Crise au sommet:Thierno Alassane Sall dénonce une « dérive » et interpelle le pouvoir


 

Le divorce politique entre le président Bassirou Diomaye Faye et son Premier ministre Ousmane Sonko continue de susciter de vives réactions au sein de la classe politique sénégalaise. Pour Thierno Alassane Sall, cette rupture produit des conséquences préoccupantes, aussi bien sur le plan économique qu’en matière d’éthique et de gouvernance.

Dans une déclaration, le leader de la République des Valeurs/Réewum Ngor estime que la crise au sein du tandem au pouvoir « n’en finit pas de produire ses effets catastrophiques sur l’économie, mais aussi sur l’éthique ». Il dénonce notamment la multiplication des accusations et contre-accusations portant sur la gestion des ressources publiques.
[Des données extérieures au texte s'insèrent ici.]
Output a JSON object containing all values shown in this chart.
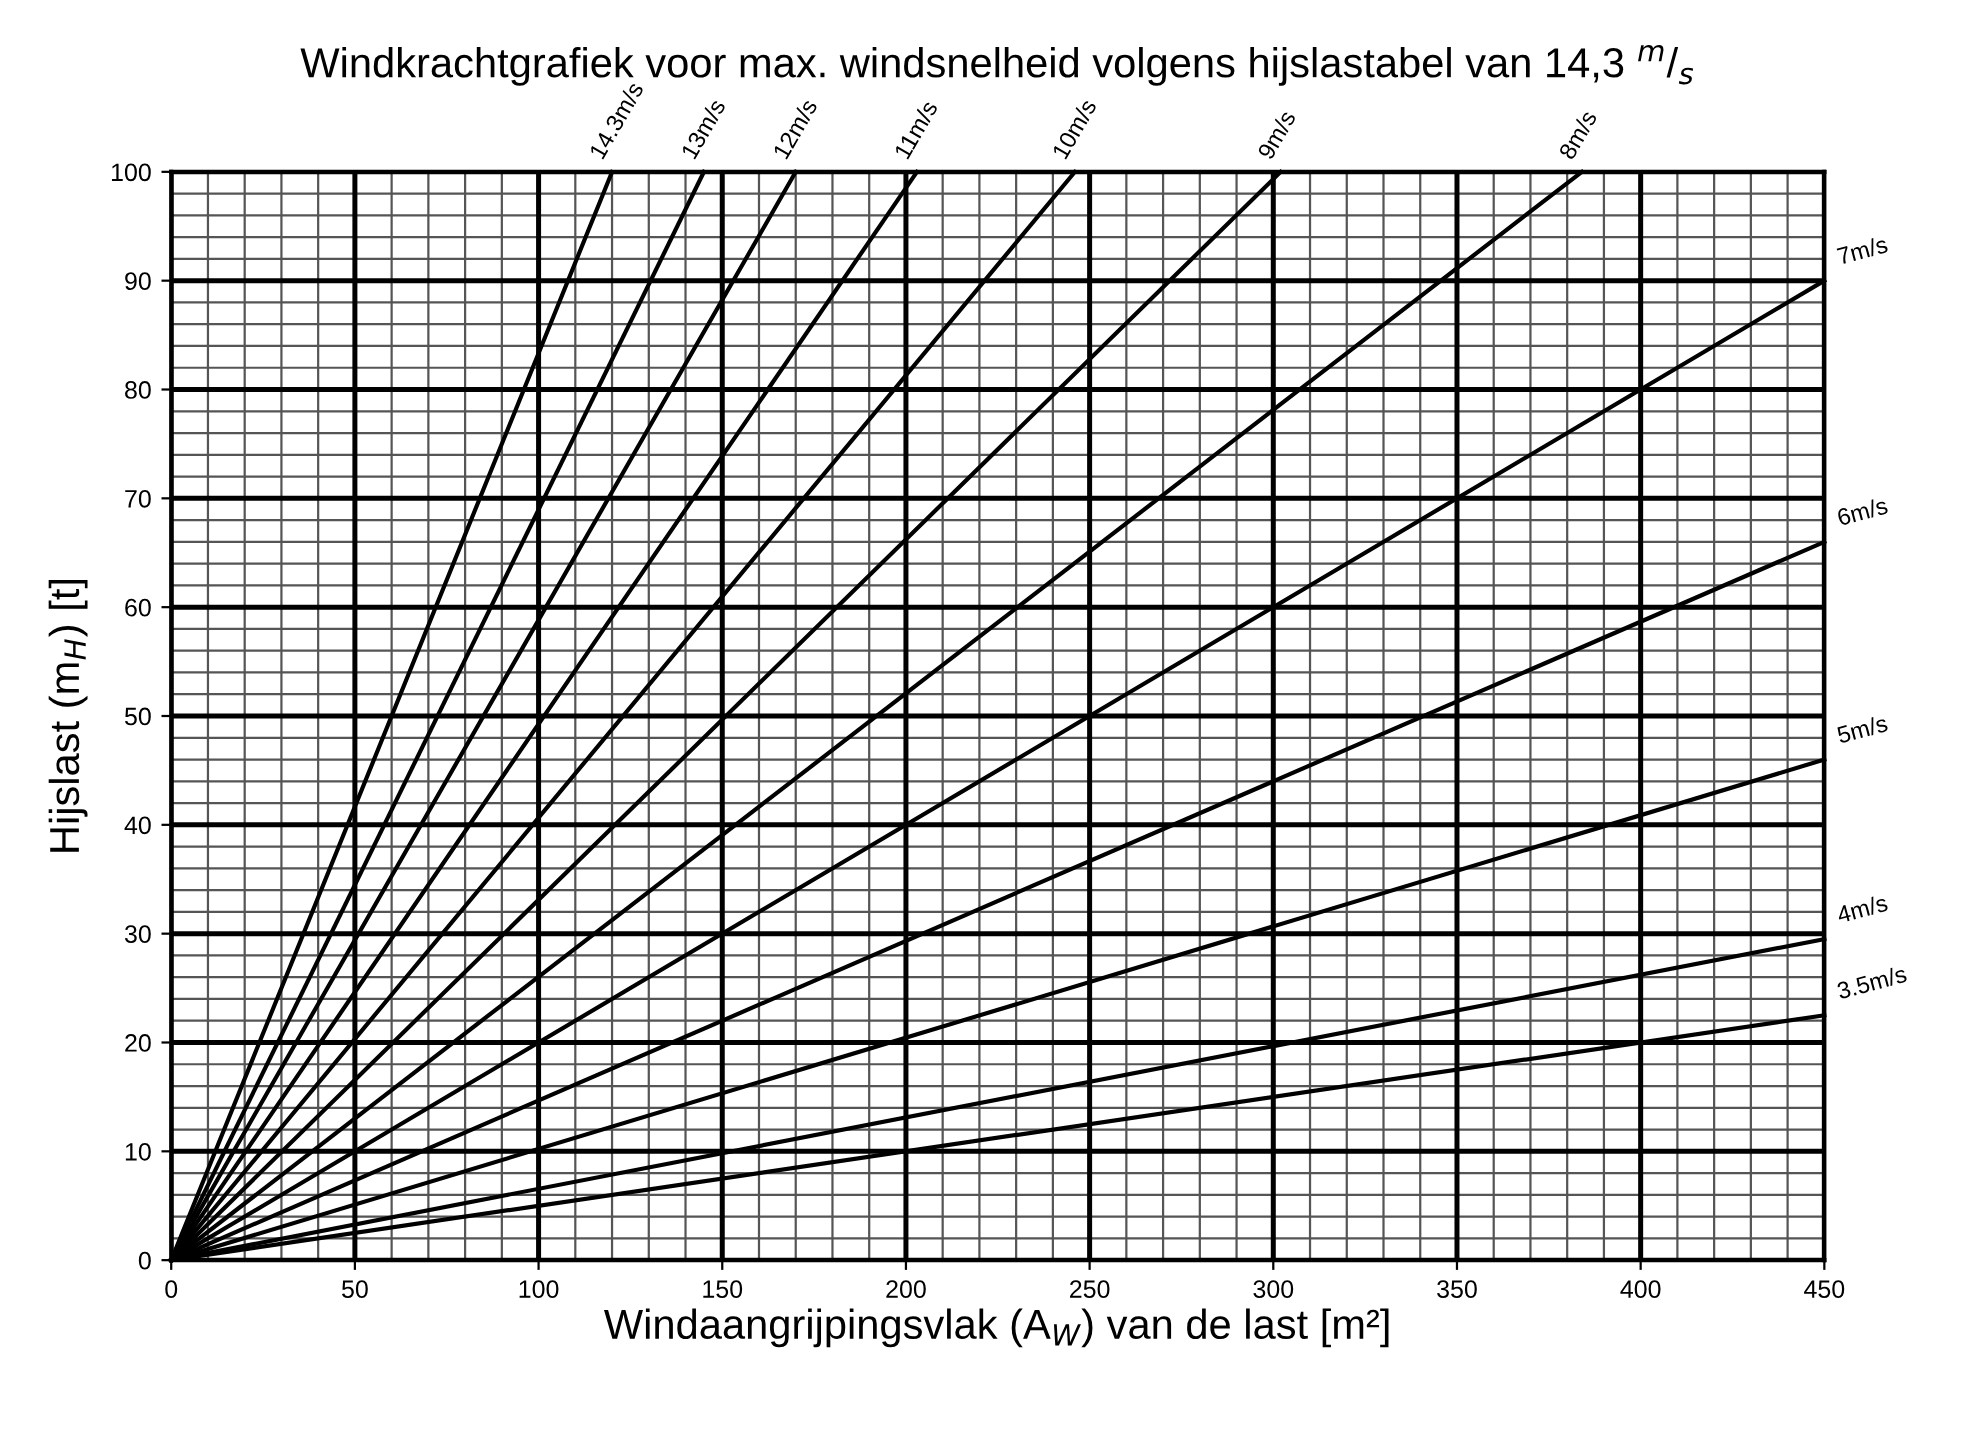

Selon Thierno Alassane Sall, le camp d’Ousmane Sonko brandit différentes procédures et commissions d’enquête parlementaires visant d’anciens collaborateurs, tandis que, dans le camp opposé, des accusations concernant notamment les fonds destinés à la Casamance, l’acquisition de véhicules de luxe ou encore des fonds qui auraient été attendus de Kosmos Energy alimentent le débat public.

Le responsable politique relève également la riposte de Pastef, qui mettrait en avant, selon lui, une affaire portant sur 500 millions de francs CFA liés à une fondation des épouses du président Bassirou Diomaye Faye, dont le siège serait établi à la Présidence.

L’« Asergate », l’autre dossier au cœur des interrogations

Au-delà de cette bataille politique, Thierno Alassane Sall s’interroge sur le silence qui entourerait, selon lui, le dossier dit de « l’Asergate ». Il évoque des soupçons portant sur 37 milliards de francs CFA et interpelle directement les protagonistes de la crise politique.

« Un constat : ils se taisent tous sur l’Asergate avec 37 milliards évaporés par José. Pourquoi ? », s’interroge-t-il.

Pour l’ancien ministre, cette succession d’accusations traduit surtout une crise de crédibilité du discours politique porté par les nouvelles autorités.

Thierno Alassane Sall conclut ainsi sa charge par une remise en cause de la promesse de rupture incarnée par le nouveau pouvoir : « Une chose est certaine : ils ne peuvent plus prétendre incarner le bas peuple. »

Ces déclarations interviennent dans un contexte de fortes tensions politiques, marqué par une multiplication des accusations de mauvaise gestion et de demandes d’explications sur l’utilisation des deniers publics. Les différentes allégations évoquées nécessitent toutefois, pour être établies, des éléments de preuve et, le cas échéant, des conclusions des institutions compétentes.